We're in the season of the blockbuster films--mostly long on action, short on character. There are exceptions, of course, including one I saw recently and recommend: "Gone, Baby, Gone." Yes, the structure is a bit clunky in the middle, but it's a fascinating look at a difficult situation and leaves you wondering and discussing how you would have handled the dilemma faced at the end by the protagonist.
It reminded me how much I like films with complex characters. Novelist and playwright Michael Frayn made this observation in an article in The Guardian recently:
"People's personal relationships are not just falling in love with each
other, or falling out of love with each other. They're
also about ambition, and agreement and disagreement and making common cause;
and thinking differently from people about important things. What seems to me
to characterise people in everyday life is, overwhelmingly, that they're trying
to do something.
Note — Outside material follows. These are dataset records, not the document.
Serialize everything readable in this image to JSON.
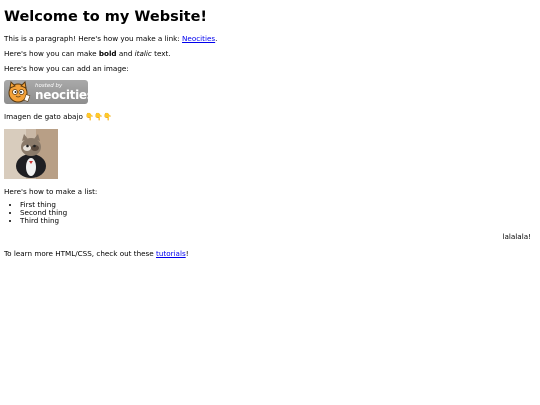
{
  "heading": "Welcome to my Website!",
  "paragraph_intro": {
    "before": "This is a paragraph! Here's how you make a link: ",
    "link": "Neocities",
    "after": "."
  },
  "paragraph_format": {
    "before": "Here's how you can make ",
    "bold": "bold",
    "middle": " and ",
    "italic": "italic",
    "after": " text."
  },
  "image_intro": "Here's how you can add an image:",
  "badge": {
    "hosted_by": "hosted by",
    "name": "neocities"
  },
  "cat_caption": "Imagen de gato abajo 👇👇👇",
  "list_intro": "Here's how to make a list:",
  "list_items": [
    "First thing",
    "Second thing",
    "Third thing"
  ],
  "right_text": "lalalala!",
  "footer": {
    "before": "To learn more HTML/CSS, check out these ",
    "link": "tutorials",
    "after": "!"
  },
  "colors": {
    "link": "#0000ee",
    "badge_bg": "#9a9a9a",
    "cat_orange": "#f4a23a"
  }
}
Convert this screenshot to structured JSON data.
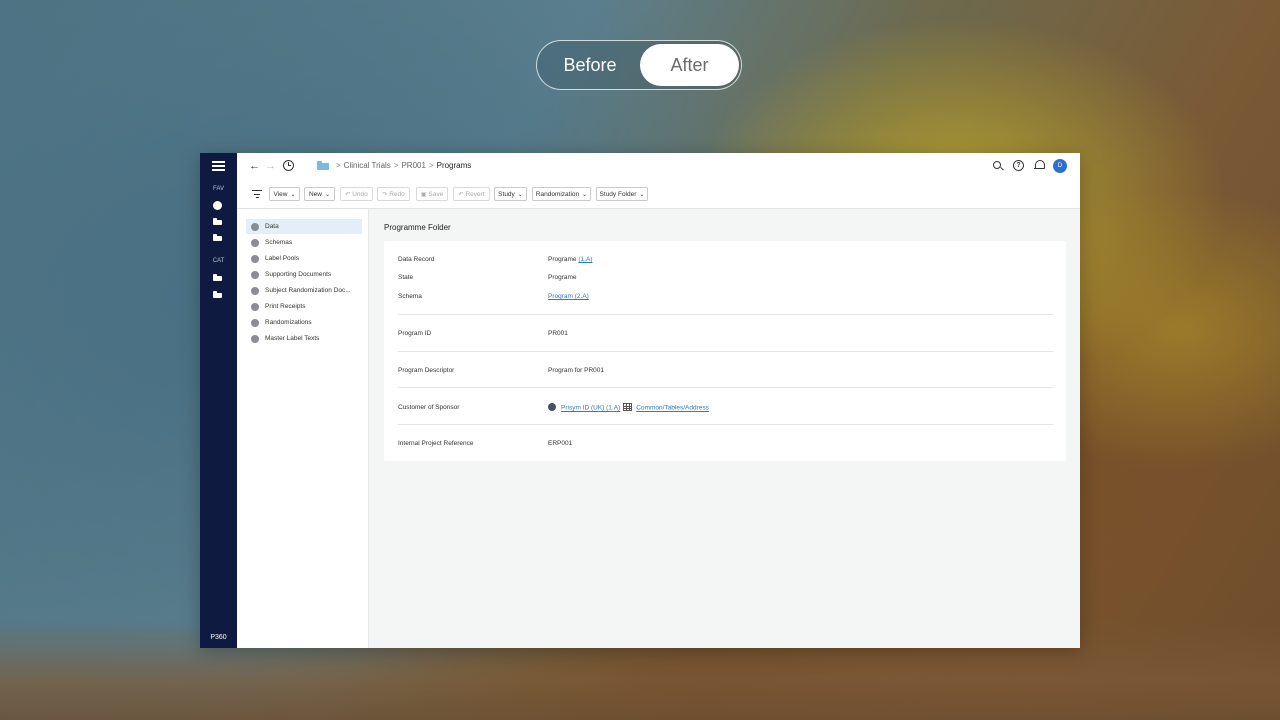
{
  "toggle": {
    "before_label": "Before",
    "after_label": "After",
    "selected": "After"
  },
  "rail": {
    "fav_label": "FAV",
    "cat_label": "CAT",
    "brand": "P360"
  },
  "breadcrumb": {
    "items": [
      "Clinical Trials",
      "PR001"
    ],
    "current": "Programs"
  },
  "avatar_initial": "D",
  "toolbar": {
    "view": "View",
    "new": "New",
    "undo": "Undo",
    "redo": "Redo",
    "save": "Save",
    "revert": "Revert",
    "study": "Study",
    "randomization": "Randomization",
    "study_folder": "Study Folder"
  },
  "list": [
    "Data",
    "Schemas",
    "Label Pools",
    "Supporting Documents",
    "Subject Randomization Doc...",
    "Print Receipts",
    "Randomizations",
    "Master Label Texts"
  ],
  "main": {
    "title": "Programme Folder",
    "data_record": {
      "label": "Data Record",
      "value": "Programe",
      "link": "(1.A)"
    },
    "state": {
      "label": "State",
      "value": "Programe"
    },
    "schema": {
      "label": "Schema",
      "link": "Program (2.A)"
    },
    "program_id": {
      "label": "Program ID",
      "value": "PR001"
    },
    "program_descriptor": {
      "label": "Program Descriptor",
      "value": "Program for PR001"
    },
    "customer": {
      "label": "Customer of Sponsor",
      "sponsor_link": "Prisym ID (UK) (1.A)",
      "address_link": "Common/Tables/Address"
    },
    "internal_ref": {
      "label": "Internal Project Reference",
      "value": "ERP001"
    }
  },
  "colors": {
    "rail": "#0e1a3f",
    "accent": "#2f6fcf",
    "link": "#2b7bc4",
    "active_item": "#e4eef8"
  }
}
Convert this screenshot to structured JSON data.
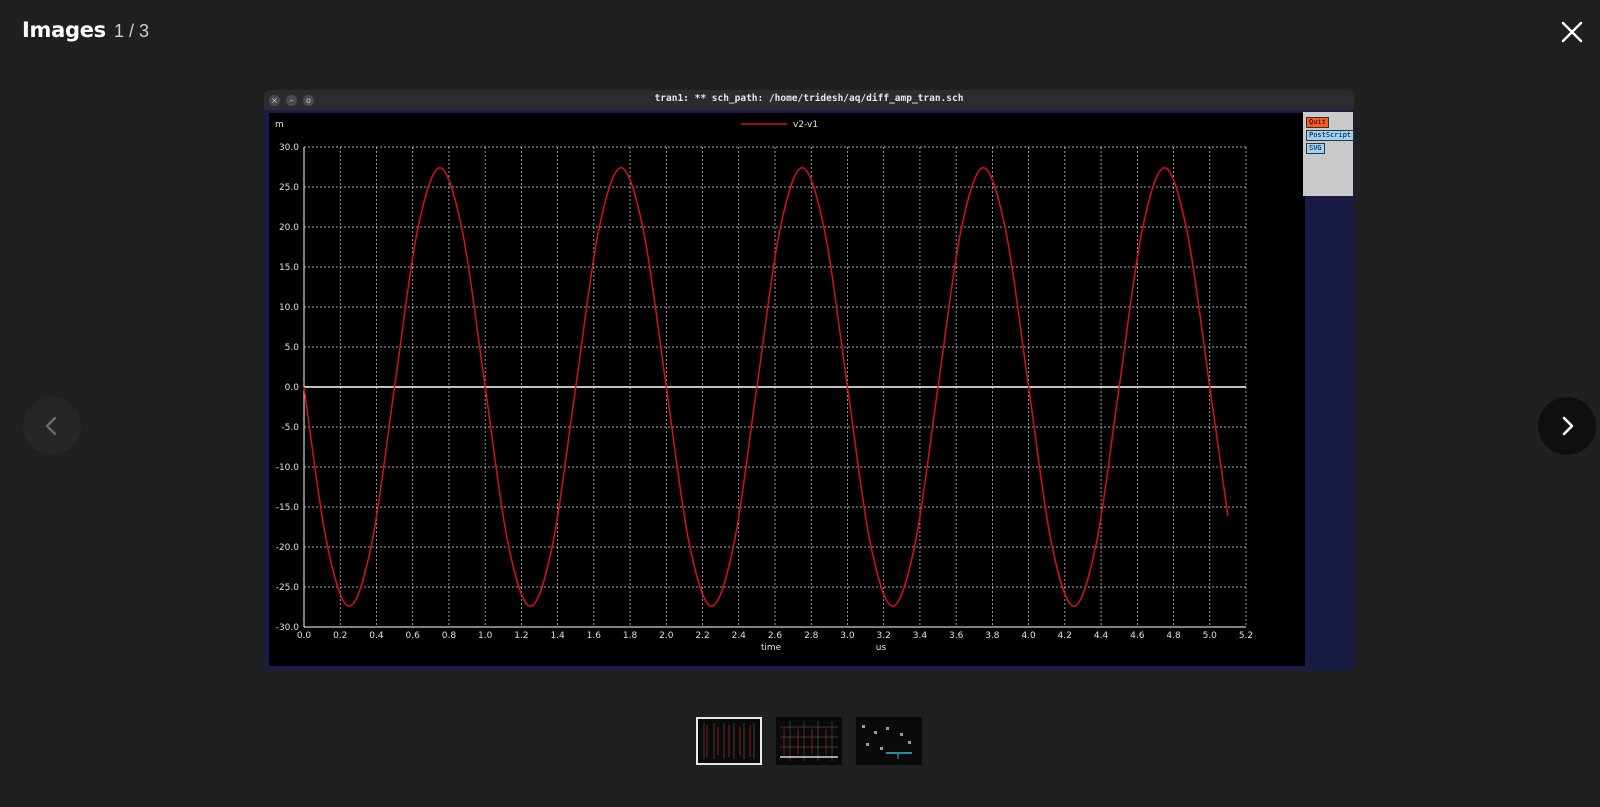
{
  "viewer": {
    "title": "Images",
    "counter": "1 / 3",
    "icons": {
      "close": "close-icon",
      "prev": "chevron-left-icon",
      "next": "chevron-right-icon"
    }
  },
  "screenshot": {
    "window_title": "tran1: ** sch_path: /home/tridesh/aq/diff_amp_tran.sch",
    "titlebar_buttons": [
      "×",
      "–",
      "o"
    ],
    "side_panel": {
      "quit": "Quit",
      "postscript": "PostScript",
      "svg": "SVG"
    }
  },
  "thumbnails": {
    "count": 3,
    "active_index": 0
  },
  "colors": {
    "plot_bg": "#000000",
    "grid": "#d8d8d8",
    "trace": "#d01515",
    "zero_line": "#ffffff",
    "axis_text": "#e0e0e0",
    "frame": "#1b1c45"
  },
  "chart_data": {
    "type": "line",
    "y_unit_label": "m",
    "xlabel": "time",
    "x_unit_label": "us",
    "xlim": [
      0.0,
      5.2
    ],
    "ylim": [
      -30.0,
      30.0
    ],
    "x_ticks": [
      "0.0",
      "0.2",
      "0.4",
      "0.6",
      "0.8",
      "1.0",
      "1.2",
      "1.4",
      "1.6",
      "1.8",
      "2.0",
      "2.2",
      "2.4",
      "2.6",
      "2.8",
      "3.0",
      "3.2",
      "3.4",
      "3.6",
      "3.8",
      "4.0",
      "4.2",
      "4.4",
      "4.6",
      "4.8",
      "5.0",
      "5.2"
    ],
    "y_ticks": [
      "30.0",
      "25.0",
      "20.0",
      "15.0",
      "10.0",
      "5.0",
      "0.0",
      "-5.0",
      "-10.0",
      "-15.0",
      "-20.0",
      "-25.0",
      "-30.0"
    ],
    "grid": true,
    "legend_position": "top-center",
    "series": [
      {
        "name": "v2-v1",
        "color": "#d01515",
        "x": [
          0.0,
          0.125,
          0.25,
          0.375,
          0.5,
          0.625,
          0.75,
          0.875,
          1.0,
          1.125,
          1.25,
          1.375,
          1.5,
          1.625,
          1.75,
          1.875,
          2.0,
          2.125,
          2.25,
          2.375,
          2.5,
          2.625,
          2.75,
          2.875,
          3.0,
          3.125,
          3.25,
          3.375,
          3.5,
          3.625,
          3.75,
          3.875,
          4.0,
          4.125,
          4.25,
          4.375,
          4.5,
          4.625,
          4.75,
          4.875,
          5.0,
          5.1
        ],
        "y": [
          0.0,
          -19.4,
          -27.4,
          -19.4,
          0.0,
          19.4,
          27.4,
          19.4,
          0.0,
          -19.4,
          -27.4,
          -19.4,
          0.0,
          19.4,
          27.4,
          19.4,
          0.0,
          -19.4,
          -27.4,
          -19.4,
          0.0,
          19.4,
          27.4,
          19.4,
          0.0,
          -19.4,
          -27.4,
          -19.4,
          0.0,
          19.4,
          27.4,
          19.4,
          0.0,
          -19.4,
          -27.4,
          -19.4,
          0.0,
          19.4,
          27.4,
          19.4,
          0.0,
          -16.1
        ]
      }
    ]
  }
}
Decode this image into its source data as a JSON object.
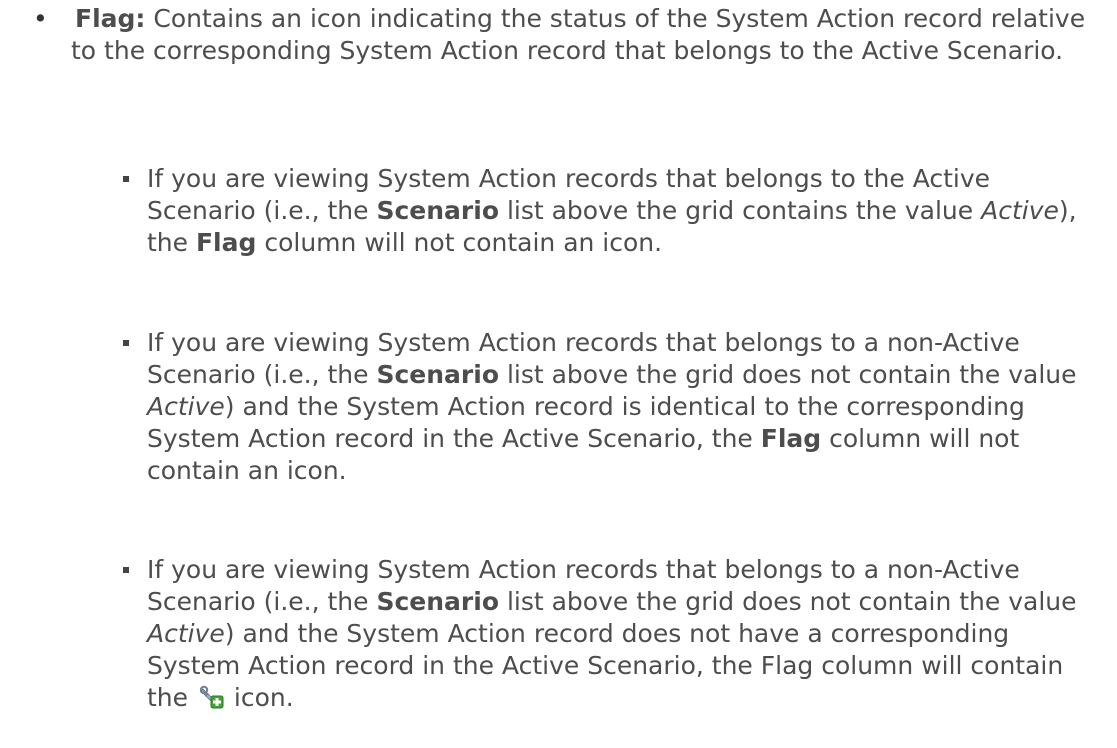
{
  "main_item": {
    "label": "Flag:",
    "text": "Contains an icon indicating the status of the System Action record relative to the corresponding System Action record that belongs to the Active Scenario."
  },
  "sub_items": [
    {
      "t1": "If you are viewing System Action records that belongs to the Active Scenario (i.e., the ",
      "b1": "Scenario",
      "t2": " list above the grid contains the value ",
      "i1": "Active",
      "t3": "), the ",
      "b2": "Flag",
      "t4": " column will not contain an icon."
    },
    {
      "t1": "If you are viewing System Action records that belongs to a non-Active Scenario (i.e., the ",
      "b1": "Scenario",
      "t2": " list above the grid does not contain the value ",
      "i1": "Active",
      "t3": ") and the System Action record is identical to the corresponding System Action record in the Active Scenario, the ",
      "b2": "Flag",
      "t4": " column will not contain an icon."
    },
    {
      "t1": "If you are viewing System Action records that belongs to a non-Active Scenario (i.e., the ",
      "b1": "Scenario",
      "t2": " list above the grid does not contain the value ",
      "i1": "Active",
      "t3": ") and the System Action record does not have a corresponding System Action record in the Active Scenario, the Flag column will contain the ",
      "t4": " icon."
    }
  ],
  "icons": {
    "add_action_icon": "wrench-with-green-plus-icon"
  }
}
Everyone's got a project, either a public project or a private
project. They're trying to improve the world, or make money, or they're trying
to persuade somebody to go out with them, or they're trying to humiliate - but
they're all trying to do something all the time.
"And I think it's a good thing
if drama reflects that, if you actually see people struggling to deal with the
world and each other. If you look back over drama
historically, there's a much wider range of subjects. If you look at Shakespeare,
for instance, or Greek drama - it's about people with big plans for world
conquest, or conspiracies, or defiance of the gods, or vengeance or whatever -
there's quite a wide range of undertakings and emotions that get represented."